The plan has no commitment from the GOP-controlled House and Senate, but supporters are optimistic.

"When we come back in the spring, probably after appropriations hearings, we are going to have a hearing on the minimum wage," said Sen. Christine Tartaglione (D-Philadelphia), whose proposal calls for a $10.10 wage. "And it's not just going to be skewed one way."

Mark Price, a labor economist with the liberal Keystone Research Center, said Tartaglione's bill would boost pay for more than a million people in Pennsylvania, affecting everyone who makes a little more than $7.25 an hour as well as those who make a little bit more than $10.10 an hour. Employers would have to factor the new minimum wage into their own pay scale, said Price.

"They probably have workers who are under $10.10, and they have some workers who are maybe right at $10.10," Price said. "If you raise the minimum wage to $10.10, those that are already at $10.10 will have to also get a raise."

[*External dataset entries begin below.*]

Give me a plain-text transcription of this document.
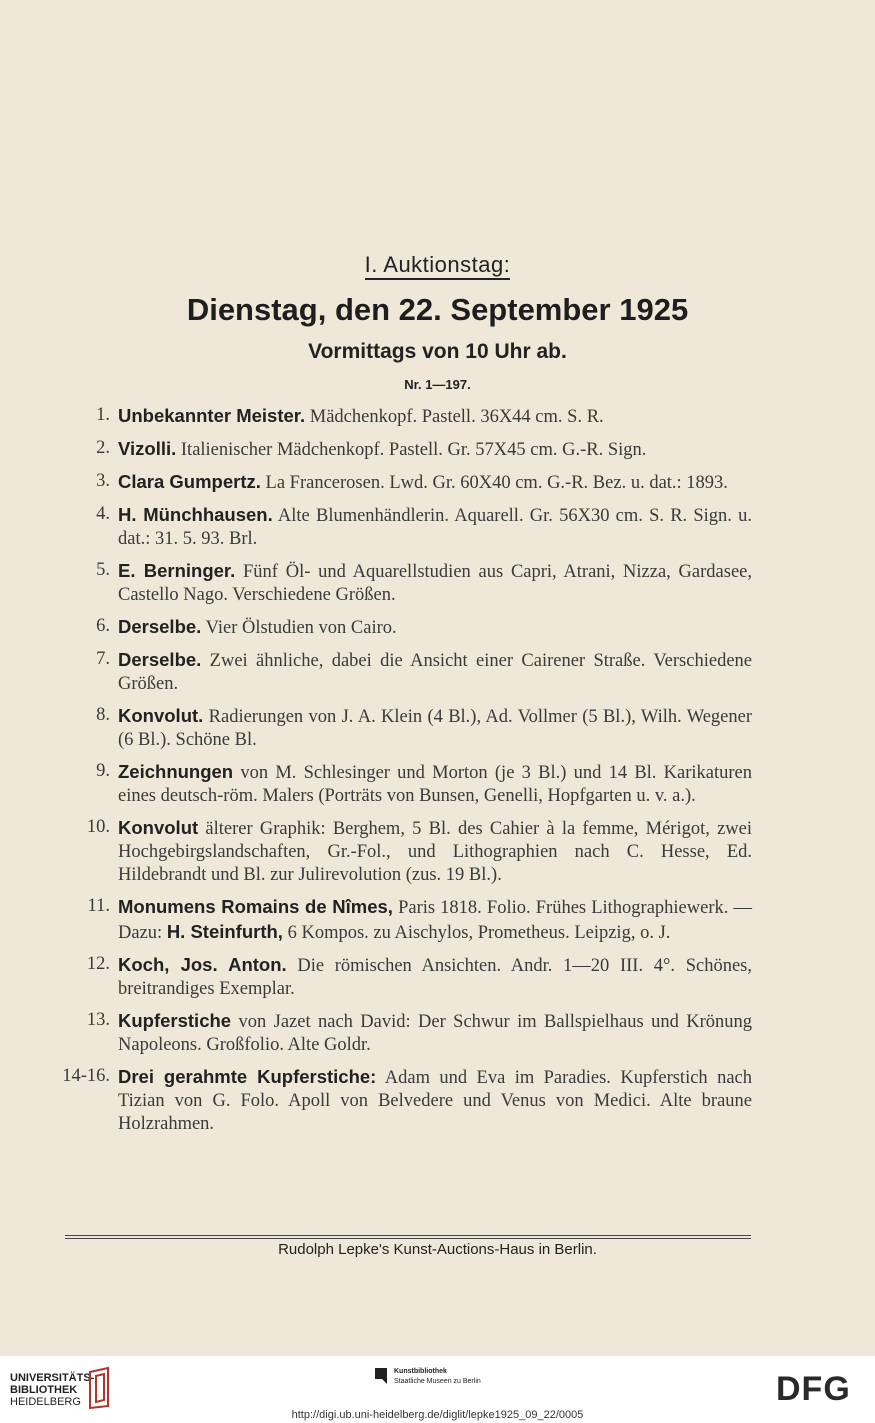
I. Auktionstag:
Dienstag, den 22. September 1925
Vormittags von 10 Uhr ab.
Nr. 1—197.
1. Unbekannter Meister. Mädchenkopf. Pastell. 36X44 cm. S. R.
2. Vizolli. Italienischer Mädchenkopf. Pastell. Gr. 57X45 cm. G.-R. Sign.
3. Clara Gumpertz. La Francerosen. Lwd. Gr. 60X40 cm. G.-R. Bez. u. dat.: 1893.
4. H. Münchhausen. Alte Blumenhändlerin. Aquarell. Gr. 56X30 cm. S. R. Sign. u. dat.: 31. 5. 93. Brl.
5. E. Berninger. Fünf Öl- und Aquarellstudien aus Capri, Atrani, Nizza, Gardasee, Castello Nago. Verschiedene Größen.
6. Derselbe. Vier Ölstudien von Cairo.
7. Derselbe. Zwei ähnliche, dabei die Ansicht einer Cairener Straße. Verschiedene Größen.
8. Konvolut. Radierungen von J. A. Klein (4 Bl.), Ad. Vollmer (5 Bl.), Wilh. Wegener (6 Bl.). Schöne Bl.
9. Zeichnungen von M. Schlesinger und Morton (je 3 Bl.) und 14 Bl. Karikaturen eines deutsch-röm. Malers (Porträts von Bunsen, Genelli, Hopfgarten u. v. a.).
10. Konvolut älterer Graphik: Berghem, 5 Bl. des Cahier à la femme, Mérigot, zwei Hochgebirgslandschaften, Gr.-Fol., und Lithographien nach C. Hesse, Ed. Hildebrandt und Bl. zur Julirevolution (zus. 19 Bl.).
11. Monumens Romains de Nîmes, Paris 1818. Folio. Frühes Lithographiewerk. — Dazu: H. Steinfurth, 6 Kompos. zu Aischylos, Prometheus. Leipzig, o. J.
12. Koch, Jos. Anton. Die römischen Ansichten. Andr. 1—20 III. 4°. Schönes, breitrandiges Exemplar.
13. Kupferstiche von Jazet nach David: Der Schwur im Ballspielhaus und Krönung Napoleons. Großfolio. Alte Goldr.
14-16. Drei gerahmte Kupferstiche: Adam und Eva im Paradies. Kupferstich nach Tizian von G. Folo. Apoll von Belvedere und Venus von Medici. Alte braune Holzrahmen.
Rudolph Lepke's Kunst-Auctions-Haus in Berlin.
UNIVERSITÄTS-
BIBLIOTHEK
HEIDELBERG
Kunstbibliothek
Staatliche Museen zu Berlin	DFG
http://digi.ub.uni-heidelberg.de/diglit/lepke1925_09_22/0005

Business groups cite fears that a wage hike will force employers to scale back on hires, leading to job losses. The Pennsylvania Chamber of Business and Industry said lawmakers should focus on workforce training, so more people can leapfrog over low-wage jobs to get the skilled work that often pays better.

The state last passed minimum wage legislation in 2007, when the wage hovered between $6 and $7 an hour. In 2009, Pennsylvania's wage increased with the federally mandated minimum wage.